Our rights to life, liberty, property, and the pursuit of happiness
can only be secured by a state strictly separated from religion

29 August 2012

GOP and Voting Strategy


Note: This is cross-posted from my blog, NoodleFood.

Wow, this essay -- It Is Infuriating That I Can't Vote For A Fiscal Conservative Without Also Supporting Religious Aggressives -- was a huge breath of fresh air for me. Here's a few quotes:

At some point, I actually would like to vote for a Presidential candidate who has the balls to really tackle our budget problem. Because, as a country, we really do have hard choices to make. And now is the time to have leaders who are actually willing to lead (read: make unpopular decisions), instead of spineless yes-men who quake at the thought of saying or doing things that most people don't want to hear.

And given that the folks who say they will take a hard line on those sorts of fiscal decisions tend to be Republicans, I assume that to vote for such a fiscal conservative, I would probably be voting for a Republican.

And I would would be fine with that.

Except for one thing...

Thanks to the radicalization of today's Republican party, voting for a Republican fiscal conservative would also mean supporting Republican Religious Aggressives who want to expand the scope of government to such an extent that the government will be telling me what I can and can't think and do on certain subjective moral and cultural issues--and enforcing this legally.

And that's a non-starter.
In short, I support freedom.

The Republicans do not.

The Republicans support increasing the size and scope of government to such an extent that it strips away freedom and limits the choices Americans can make because some people believe these choices are "just wrong."

And that's a bummer.

Because I would like to support a true fiscal conservative at some point--our budget mess is a real problem.

But unless the Republican party returns to what it used to be, or a Democrat who is also a true fiscal conservative comes along, I fear that I am not going to be able to vote for one.

Because I just can't support what today's Republican Party supports:

Stripping away freedom and increasing the scope of government to the point where America won't be America anymore.
Hear, hear! (Please read the whole thing.)

In my view, the only way that the GOP will ever listen to the many, many Americans who are fiscally conservative and socially liberal is if those people stop reflexively voting for the GOP simply because the Democrats are marginally worse on some (but not all) key issues.

The GOP knows that evangelicals will sit home rather than vote for a candidate not to their liking; they know that they have to earn the vote of the religious right.

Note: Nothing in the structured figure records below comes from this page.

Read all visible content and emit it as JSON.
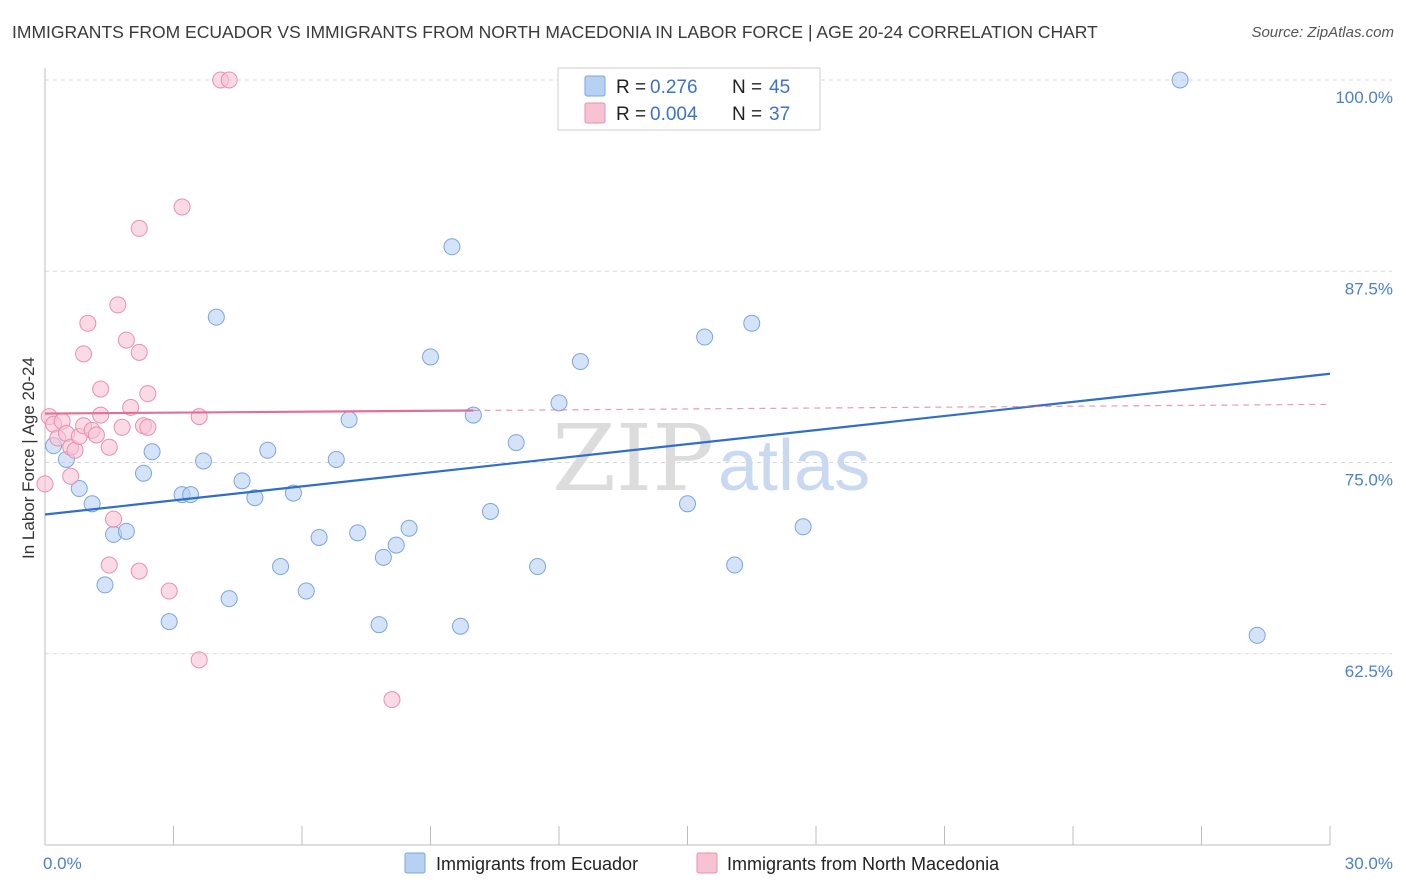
{
  "title": "IMMIGRANTS FROM ECUADOR VS IMMIGRANTS FROM NORTH MACEDONIA IN LABOR FORCE | AGE 20-24 CORRELATION CHART",
  "source": "Source: ZipAtlas.com",
  "watermark": {
    "zip": "ZIP",
    "atlas": "atlas"
  },
  "legend": {
    "rows": [
      {
        "r_label": "R =",
        "r_value": "0.276",
        "n_label": "N =",
        "n_value": "45"
      },
      {
        "r_label": "R =",
        "r_value": "0.004",
        "n_label": "N =",
        "n_value": "37"
      }
    ]
  },
  "bottom_legend": [
    "Immigrants from Ecuador",
    "Immigrants from North Macedonia"
  ],
  "colors": {
    "blue_fill": "#b7d1f2",
    "blue_stroke": "#7aa6e0",
    "blue_line": "#2f6ecb",
    "pink_fill": "#f7c3d3",
    "pink_stroke": "#e98fad",
    "pink_line": "#e0709a",
    "axis_text": "#4a7fd1",
    "grid": "#d8d8d8"
  },
  "chart_data": {
    "type": "scatter",
    "xlabel": "",
    "ylabel": "In Labor Force | Age 20-24",
    "xlim": [
      0,
      30
    ],
    "ylim": [
      50,
      100
    ],
    "x_tick_labels": [
      "0.0%",
      "30.0%"
    ],
    "y_ticks": [
      62.5,
      75.0,
      87.5,
      100.0
    ],
    "y_tick_labels": [
      "62.5%",
      "75.0%",
      "87.5%",
      "100.0%"
    ],
    "grid": true,
    "series": [
      {
        "name": "Immigrants from Ecuador",
        "color": "blue",
        "r": 0.276,
        "n": 45,
        "trend": {
          "x": [
            0,
            30
          ],
          "y": [
            71.6,
            80.8
          ],
          "dashed_from": null
        },
        "points": [
          [
            0.2,
            76.1
          ],
          [
            0.5,
            75.2
          ],
          [
            0.8,
            73.3
          ],
          [
            1.1,
            72.3
          ],
          [
            1.4,
            67.0
          ],
          [
            1.6,
            70.3
          ],
          [
            1.9,
            70.5
          ],
          [
            2.3,
            74.3
          ],
          [
            2.5,
            75.7
          ],
          [
            2.9,
            64.6
          ],
          [
            3.2,
            72.9
          ],
          [
            3.4,
            72.9
          ],
          [
            3.7,
            75.1
          ],
          [
            4.0,
            84.5
          ],
          [
            4.3,
            66.1
          ],
          [
            4.6,
            73.8
          ],
          [
            4.9,
            72.7
          ],
          [
            5.2,
            75.8
          ],
          [
            5.5,
            68.2
          ],
          [
            5.8,
            73.0
          ],
          [
            6.1,
            66.6
          ],
          [
            6.4,
            70.1
          ],
          [
            6.8,
            75.2
          ],
          [
            7.1,
            77.8
          ],
          [
            7.3,
            70.4
          ],
          [
            7.8,
            64.4
          ],
          [
            7.9,
            68.8
          ],
          [
            8.2,
            69.6
          ],
          [
            8.5,
            70.7
          ],
          [
            9.0,
            81.9
          ],
          [
            9.5,
            89.1
          ],
          [
            9.7,
            64.3
          ],
          [
            10.0,
            78.1
          ],
          [
            10.4,
            71.8
          ],
          [
            11.0,
            76.3
          ],
          [
            11.5,
            68.2
          ],
          [
            12.0,
            78.9
          ],
          [
            12.5,
            81.6
          ],
          [
            15.0,
            72.3
          ],
          [
            15.4,
            83.2
          ],
          [
            16.1,
            68.3
          ],
          [
            16.5,
            84.1
          ],
          [
            17.7,
            70.8
          ],
          [
            26.5,
            100.0
          ],
          [
            28.3,
            63.7
          ]
        ]
      },
      {
        "name": "Immigrants from North Macedonia",
        "color": "pink",
        "r": 0.004,
        "n": 37,
        "trend": {
          "x": [
            0,
            10.0,
            30
          ],
          "y": [
            78.2,
            78.4,
            78.8
          ],
          "dashed_from": 10.0
        },
        "points": [
          [
            0.0,
            73.6
          ],
          [
            0.1,
            78.0
          ],
          [
            0.2,
            77.5
          ],
          [
            0.3,
            76.6
          ],
          [
            0.4,
            77.7
          ],
          [
            0.5,
            76.9
          ],
          [
            0.6,
            76.0
          ],
          [
            0.6,
            74.1
          ],
          [
            0.7,
            75.8
          ],
          [
            0.8,
            76.7
          ],
          [
            0.9,
            77.4
          ],
          [
            0.9,
            82.1
          ],
          [
            1.0,
            84.1
          ],
          [
            1.1,
            77.1
          ],
          [
            1.2,
            76.8
          ],
          [
            1.3,
            79.8
          ],
          [
            1.3,
            78.1
          ],
          [
            1.5,
            76.0
          ],
          [
            1.5,
            68.3
          ],
          [
            1.6,
            71.3
          ],
          [
            1.7,
            85.3
          ],
          [
            1.8,
            77.3
          ],
          [
            1.9,
            83.0
          ],
          [
            2.0,
            78.6
          ],
          [
            2.2,
            67.9
          ],
          [
            2.3,
            77.4
          ],
          [
            2.4,
            77.3
          ],
          [
            2.2,
            82.2
          ],
          [
            2.2,
            90.3
          ],
          [
            2.4,
            79.5
          ],
          [
            2.9,
            66.6
          ],
          [
            3.2,
            91.7
          ],
          [
            3.6,
            62.1
          ],
          [
            3.6,
            78.0
          ],
          [
            4.1,
            100.0
          ],
          [
            4.3,
            100.0
          ],
          [
            8.1,
            59.5
          ]
        ]
      }
    ]
  }
}
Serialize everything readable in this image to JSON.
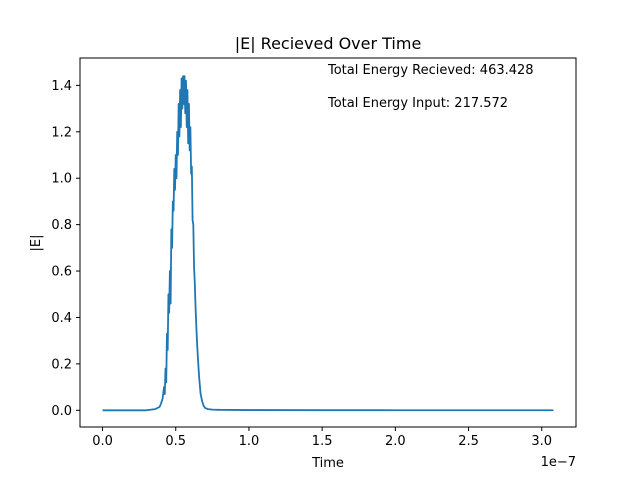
{
  "chart_data": {
    "type": "line",
    "title": "|E| Recieved Over Time",
    "xlabel": "Time",
    "ylabel": "|E|",
    "x_offset_label": "1e−7",
    "xlim": [
      -0.154,
      3.234
    ],
    "ylim": [
      -0.072,
      1.518
    ],
    "x_ticks": [
      0.0,
      0.5,
      1.0,
      1.5,
      2.0,
      2.5,
      3.0
    ],
    "x_tick_labels": [
      "0.0",
      "0.5",
      "1.0",
      "1.5",
      "2.0",
      "2.5",
      "3.0"
    ],
    "y_ticks": [
      0.0,
      0.2,
      0.4,
      0.6,
      0.8,
      1.0,
      1.2,
      1.4
    ],
    "y_tick_labels": [
      "0.0",
      "0.2",
      "0.4",
      "0.6",
      "0.8",
      "1.0",
      "1.2",
      "1.4"
    ],
    "grid": false,
    "annotations": [
      "Total Energy Recieved: 463.428",
      "Total Energy Input: 217.572"
    ],
    "series": [
      {
        "color": "#1f77b4",
        "x": [
          0.0,
          0.3,
          0.36,
          0.39,
          0.4,
          0.41,
          0.42,
          0.425,
          0.43,
          0.435,
          0.44,
          0.445,
          0.45,
          0.455,
          0.46,
          0.465,
          0.47,
          0.475,
          0.48,
          0.485,
          0.49,
          0.495,
          0.5,
          0.505,
          0.51,
          0.515,
          0.52,
          0.525,
          0.53,
          0.535,
          0.54,
          0.545,
          0.55,
          0.555,
          0.56,
          0.565,
          0.57,
          0.575,
          0.58,
          0.585,
          0.59,
          0.595,
          0.6,
          0.605,
          0.61,
          0.615,
          0.62,
          0.625,
          0.63,
          0.635,
          0.64,
          0.645,
          0.65,
          0.66,
          0.67,
          0.68,
          0.69,
          0.7,
          0.72,
          0.75,
          0.8,
          1.0,
          1.5,
          2.0,
          2.5,
          3.08
        ],
        "y": [
          0.0,
          0.0,
          0.005,
          0.015,
          0.03,
          0.05,
          0.1,
          0.07,
          0.18,
          0.12,
          0.33,
          0.26,
          0.5,
          0.42,
          0.6,
          0.46,
          0.78,
          0.7,
          0.9,
          0.86,
          1.04,
          0.95,
          1.1,
          1.0,
          1.2,
          1.1,
          1.32,
          1.18,
          1.38,
          1.22,
          1.43,
          1.3,
          1.44,
          1.32,
          1.44,
          1.28,
          1.42,
          1.22,
          1.38,
          1.15,
          1.32,
          1.12,
          1.22,
          1.02,
          1.05,
          0.82,
          0.8,
          0.62,
          0.55,
          0.45,
          0.37,
          0.3,
          0.24,
          0.14,
          0.07,
          0.04,
          0.02,
          0.01,
          0.005,
          0.003,
          0.002,
          0.001,
          0.0005,
          0.0003,
          0.0002,
          0.0001
        ]
      }
    ]
  }
}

As a result, the GOP has become increasingly unprincipled and compromising on every issue -- except its (utterly wrong) opposition to abortion and gay marriage.

In contrast, GOP politicians know that fiscally conservative and socially liberal voters will hold their nose and vote GOP just this once... and then again... and again... and again. Hence, GOP politicians don't even need to pander to those voters while campaigning, let alone actually satisfy them once in office.

The only way to crush the GOP's love affair with the religious right, in my view, is to punish the GOP at the polls by refusing to vote for their big-spending theocratic candidates. We must say, loud and clear, that we'll only vote for candidates who are genuinely committed to cutting spending, welfare programs, regulations, and more -- while not push any social conservative agenda either. Yes, that will entail some more pain from the Democrats -- perhaps very serious pain -- in the short term. Alas, I think that's the only way to turn around the GOP's ever-growing commitment to spending like mad while imposing biblical law.

I discussed these ideas about voting strategy in greater depth in Sunday's Philosophy in Action Radio Show. (In fact, I wrote this post before Sunday's broadcast.) You can listen to that segment here:

Links and other details can be found on the web page for the question.

My basic points were:
(1) The Founders did not create a two-party system by design.

(2) Voting is the least significant political act you can do, albeit still worthwhile.

(3) Fiscal conservatives need to be willing to refuse to vote for the lesser of two evils if they want better candidates.

(4) A good candidate from a third party is often a worthwhile protest vote.

(5) I don't yet know how I'll vote, although I'm most likely to vote for Gary Johnson.

(6) Acrimony over voting is wrong, pointless, and destructive.
I'm not too concerned with how anyone votes in this presidential election. I'm definitely not demanding that people vote in some particular way. The process of demanding better candidates from the GOP needed to start long before now... and it can only really begin after R&R either win or lose.